Untuk yang keduanya kali Badan Amil Zakat Nasional ( Baznas ) Enrekang dalam Tahun 2018 ini, mengirim calon Imam dan Muballiq ke Ma’had Unismuh Makassar. Pimpinan Baznas Enrekang Baharuddin mengatakan, Baznas telah MoU kerjasama Yayasan AMCF.
“Kita tahu sekarang kekurangan Imam Masjid dan regenerasi Da’i khususnya di wilayah Kabupaten Enrekang. Pihak AMCF sejalan dengan program pemerintah Daerah Enrekang,” kata Bahar.
Dia menambahkan selama dua tahun para calon Da’i digembleng bahasa Arab dan selanjutnya penguatan pendidikan dan pendalaman Islam. Selanjutnya dibekali pengkaderan khusus Imam dan Dai.
Dalam menjalin kerjasama dengan pihak AMCF Baznas Enrekang setiap tahun akan mengirim calon imam Dan calon Muballig untuk dilatih selama 2-4 tahun menjadi Imam dan dai professional. Tahun 2018 Baznas mengirim 12 orang untuk dilatih.

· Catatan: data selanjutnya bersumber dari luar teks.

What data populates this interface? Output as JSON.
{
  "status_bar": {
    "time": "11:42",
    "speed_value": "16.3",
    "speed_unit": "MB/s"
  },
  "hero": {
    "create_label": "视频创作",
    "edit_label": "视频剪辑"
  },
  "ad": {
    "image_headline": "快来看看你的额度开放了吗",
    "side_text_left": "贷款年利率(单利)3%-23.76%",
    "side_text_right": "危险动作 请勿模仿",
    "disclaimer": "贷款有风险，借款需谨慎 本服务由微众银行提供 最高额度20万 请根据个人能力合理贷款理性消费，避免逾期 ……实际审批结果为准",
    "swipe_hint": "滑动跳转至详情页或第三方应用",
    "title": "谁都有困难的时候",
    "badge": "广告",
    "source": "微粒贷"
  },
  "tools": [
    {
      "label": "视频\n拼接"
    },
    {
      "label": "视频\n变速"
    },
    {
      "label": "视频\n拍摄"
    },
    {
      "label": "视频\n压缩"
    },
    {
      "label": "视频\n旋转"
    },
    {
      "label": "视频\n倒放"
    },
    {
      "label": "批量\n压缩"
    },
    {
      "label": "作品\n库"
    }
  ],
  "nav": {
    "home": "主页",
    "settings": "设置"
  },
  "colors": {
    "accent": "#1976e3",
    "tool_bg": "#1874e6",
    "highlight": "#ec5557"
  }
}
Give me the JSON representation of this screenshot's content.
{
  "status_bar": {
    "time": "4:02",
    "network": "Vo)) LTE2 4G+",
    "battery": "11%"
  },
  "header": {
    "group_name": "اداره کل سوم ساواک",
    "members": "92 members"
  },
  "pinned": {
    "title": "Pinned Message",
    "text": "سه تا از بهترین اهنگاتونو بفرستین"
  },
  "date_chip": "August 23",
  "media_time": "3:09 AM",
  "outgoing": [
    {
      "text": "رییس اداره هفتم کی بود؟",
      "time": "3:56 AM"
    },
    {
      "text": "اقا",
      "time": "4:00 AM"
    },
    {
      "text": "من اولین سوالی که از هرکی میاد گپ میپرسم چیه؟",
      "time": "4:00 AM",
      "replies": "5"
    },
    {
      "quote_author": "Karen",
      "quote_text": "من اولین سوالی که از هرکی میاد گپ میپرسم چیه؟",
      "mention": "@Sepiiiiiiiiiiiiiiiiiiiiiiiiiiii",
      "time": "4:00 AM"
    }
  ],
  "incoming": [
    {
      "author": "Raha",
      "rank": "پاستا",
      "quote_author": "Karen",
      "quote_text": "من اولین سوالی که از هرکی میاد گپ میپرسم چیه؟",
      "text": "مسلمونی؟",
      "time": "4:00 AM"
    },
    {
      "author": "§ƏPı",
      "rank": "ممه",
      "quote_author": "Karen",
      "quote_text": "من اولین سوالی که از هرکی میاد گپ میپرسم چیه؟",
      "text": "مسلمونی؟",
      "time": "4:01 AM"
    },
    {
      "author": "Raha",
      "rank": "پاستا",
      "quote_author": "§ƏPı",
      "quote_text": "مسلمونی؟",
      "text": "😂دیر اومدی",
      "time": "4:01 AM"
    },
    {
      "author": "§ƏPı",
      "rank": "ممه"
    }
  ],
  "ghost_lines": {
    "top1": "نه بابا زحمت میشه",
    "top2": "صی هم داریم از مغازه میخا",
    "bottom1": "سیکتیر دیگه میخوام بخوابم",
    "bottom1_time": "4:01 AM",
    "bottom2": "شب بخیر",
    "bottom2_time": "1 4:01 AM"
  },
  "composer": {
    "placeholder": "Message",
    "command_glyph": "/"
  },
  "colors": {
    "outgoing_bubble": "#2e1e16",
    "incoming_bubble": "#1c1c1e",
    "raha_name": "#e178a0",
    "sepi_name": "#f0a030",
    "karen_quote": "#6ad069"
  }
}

“Kami seleksi berdasarkan kebutuhan peta dakwah di wilayah Enrekang. Kami prioritaskan wilayah Maiwa, Cendana dan Enrekang karena didaerah ini terjadi krisis Imam dan Dai profesional,” ungkapnya.
Menurut pihak Yayasan Ma’had Albir, Ustadz Lukman kerjasama keduanya akan terus dimaksimalkan. Saat ini pihaknya membina program Pendidikan bahasa Arab, syariah dan dakwah. Alumni akan mendapatksn ijazah S1 Fakultas Agama Islam.
Mereka adalah juga calon calon guru Tahfids penghafal Alquran, pendidikan Guru Tahfiz. Ini adalah tindak lanjut kerjasama tahun lalu,” kata Lukman.
Memorandum of Understanding (MOU) antara Pemerintah Daerah Kabupaten Enrekang dengan Yayasan AMCF mahad Albir Unismuh Makassar terkait kekuranagan Imam dan Dai. Pimpinan Baznas Enrekang, Dr. Ilham Kadir MA mengatakan animo masyarakat dalam belajar mengkaji dan menghafal Al Quran begitu besar, sayangnya guru tutor yang profesional dan berkualitas itu masih minim.
“Karena itu Baznas ingin mengambil peran strategis di bidang Religius dan Dakwah. Baznas Enrekang adalah instrumen dalam membangun enrekang yang religius dan sejahtera,” pungkas Da’i muda yang saat ini lagi naik daun di Enrekang.